Kirk: For Information Security Media Group, I'm Jeremy Kirk.
Delaney: Finally, the FIDO Alliance had some big news this week. FIDO, which is focused on providing open and free authentication standards to help reduce the world's reliance upon passwords, announced that Apple, Google and Microsoft have joined forces to support the newest developments in the FIDO protocol. Co-founder of the Better Identity Coalition, Jeremy Grant told our senior vice president of editorial, Tom field, just how big a watershed moment this is, since FIDO's creation.

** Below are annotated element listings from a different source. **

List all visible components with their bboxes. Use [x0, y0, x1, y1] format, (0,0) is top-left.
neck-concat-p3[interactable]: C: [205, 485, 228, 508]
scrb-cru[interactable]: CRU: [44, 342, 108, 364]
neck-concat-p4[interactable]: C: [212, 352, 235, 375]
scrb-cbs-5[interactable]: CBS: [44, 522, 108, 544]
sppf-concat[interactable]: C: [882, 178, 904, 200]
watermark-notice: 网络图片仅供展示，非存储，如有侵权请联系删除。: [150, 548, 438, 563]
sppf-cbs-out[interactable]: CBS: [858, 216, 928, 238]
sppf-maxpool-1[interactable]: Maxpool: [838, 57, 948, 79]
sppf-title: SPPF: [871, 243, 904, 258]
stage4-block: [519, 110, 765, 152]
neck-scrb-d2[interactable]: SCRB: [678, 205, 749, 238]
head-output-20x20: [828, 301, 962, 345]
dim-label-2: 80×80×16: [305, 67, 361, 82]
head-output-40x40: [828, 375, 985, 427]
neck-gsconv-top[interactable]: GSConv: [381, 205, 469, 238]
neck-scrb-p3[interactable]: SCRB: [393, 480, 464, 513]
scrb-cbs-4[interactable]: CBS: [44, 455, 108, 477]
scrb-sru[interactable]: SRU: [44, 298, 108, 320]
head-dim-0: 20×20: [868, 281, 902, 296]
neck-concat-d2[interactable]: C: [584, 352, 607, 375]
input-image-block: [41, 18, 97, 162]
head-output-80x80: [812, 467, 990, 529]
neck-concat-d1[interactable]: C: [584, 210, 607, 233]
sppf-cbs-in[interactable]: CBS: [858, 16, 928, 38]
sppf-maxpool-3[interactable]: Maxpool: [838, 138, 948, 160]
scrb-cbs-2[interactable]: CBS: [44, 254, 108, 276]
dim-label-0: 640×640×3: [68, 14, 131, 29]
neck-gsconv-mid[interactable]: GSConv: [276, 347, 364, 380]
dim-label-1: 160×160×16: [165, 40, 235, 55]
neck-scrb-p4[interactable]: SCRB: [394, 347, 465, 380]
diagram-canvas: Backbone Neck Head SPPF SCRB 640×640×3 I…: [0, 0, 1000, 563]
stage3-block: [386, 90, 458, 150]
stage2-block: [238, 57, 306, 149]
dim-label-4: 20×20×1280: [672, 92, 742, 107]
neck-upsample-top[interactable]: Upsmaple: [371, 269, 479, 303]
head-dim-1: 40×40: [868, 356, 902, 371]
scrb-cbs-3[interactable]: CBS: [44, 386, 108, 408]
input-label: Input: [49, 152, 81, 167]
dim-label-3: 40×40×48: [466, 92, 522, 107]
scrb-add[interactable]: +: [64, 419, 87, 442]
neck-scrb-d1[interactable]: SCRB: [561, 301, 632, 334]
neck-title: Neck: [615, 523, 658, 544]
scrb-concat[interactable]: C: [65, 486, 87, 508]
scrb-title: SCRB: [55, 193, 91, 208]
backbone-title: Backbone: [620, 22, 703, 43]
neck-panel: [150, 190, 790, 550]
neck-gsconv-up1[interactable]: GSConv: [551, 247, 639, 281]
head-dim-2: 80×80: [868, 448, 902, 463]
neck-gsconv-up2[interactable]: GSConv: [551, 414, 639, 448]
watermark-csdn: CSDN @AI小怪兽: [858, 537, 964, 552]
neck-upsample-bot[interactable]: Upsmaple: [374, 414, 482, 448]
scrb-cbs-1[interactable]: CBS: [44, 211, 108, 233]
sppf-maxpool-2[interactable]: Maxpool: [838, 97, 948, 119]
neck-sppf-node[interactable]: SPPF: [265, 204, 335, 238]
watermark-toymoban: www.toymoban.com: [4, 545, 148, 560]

Jeremy Grant: I think it's the inflection point that's going to allow us to finally make password list login by default. People talk for years about killing the password. When I was running the instinct program at NIST, we talked about part of our mission was shoot the password dead. Part of it has been getting to this point where you not only have standards, but also by it. And I think that latter part's really important. Already today, given the embrace you've seen by the three big platforms and other big tech companies and banks and chip makers and others, it's literally impossible to go buy a device today, running an operating system from Microsoft, Apple or Google that doesn't support FIDO out of the box and the device at the operating system level at the browser. But now, the buy-in at this next step to enable these multidevice credentials and actually make it easy and practical for consumers to log in with asymmetric public key cryptography. That's the real news here is that they're all saying we're not going to compete against each other on this point, or they might compete in the details of the implementation. But we're all going to agree to collaborate here because all three of those companies, and I think a lot of others involved in FIDO Alliance, realize that for the health of the security ecosystem, killing passwords really has to be the priority. And so this is from my perspective and big step forward.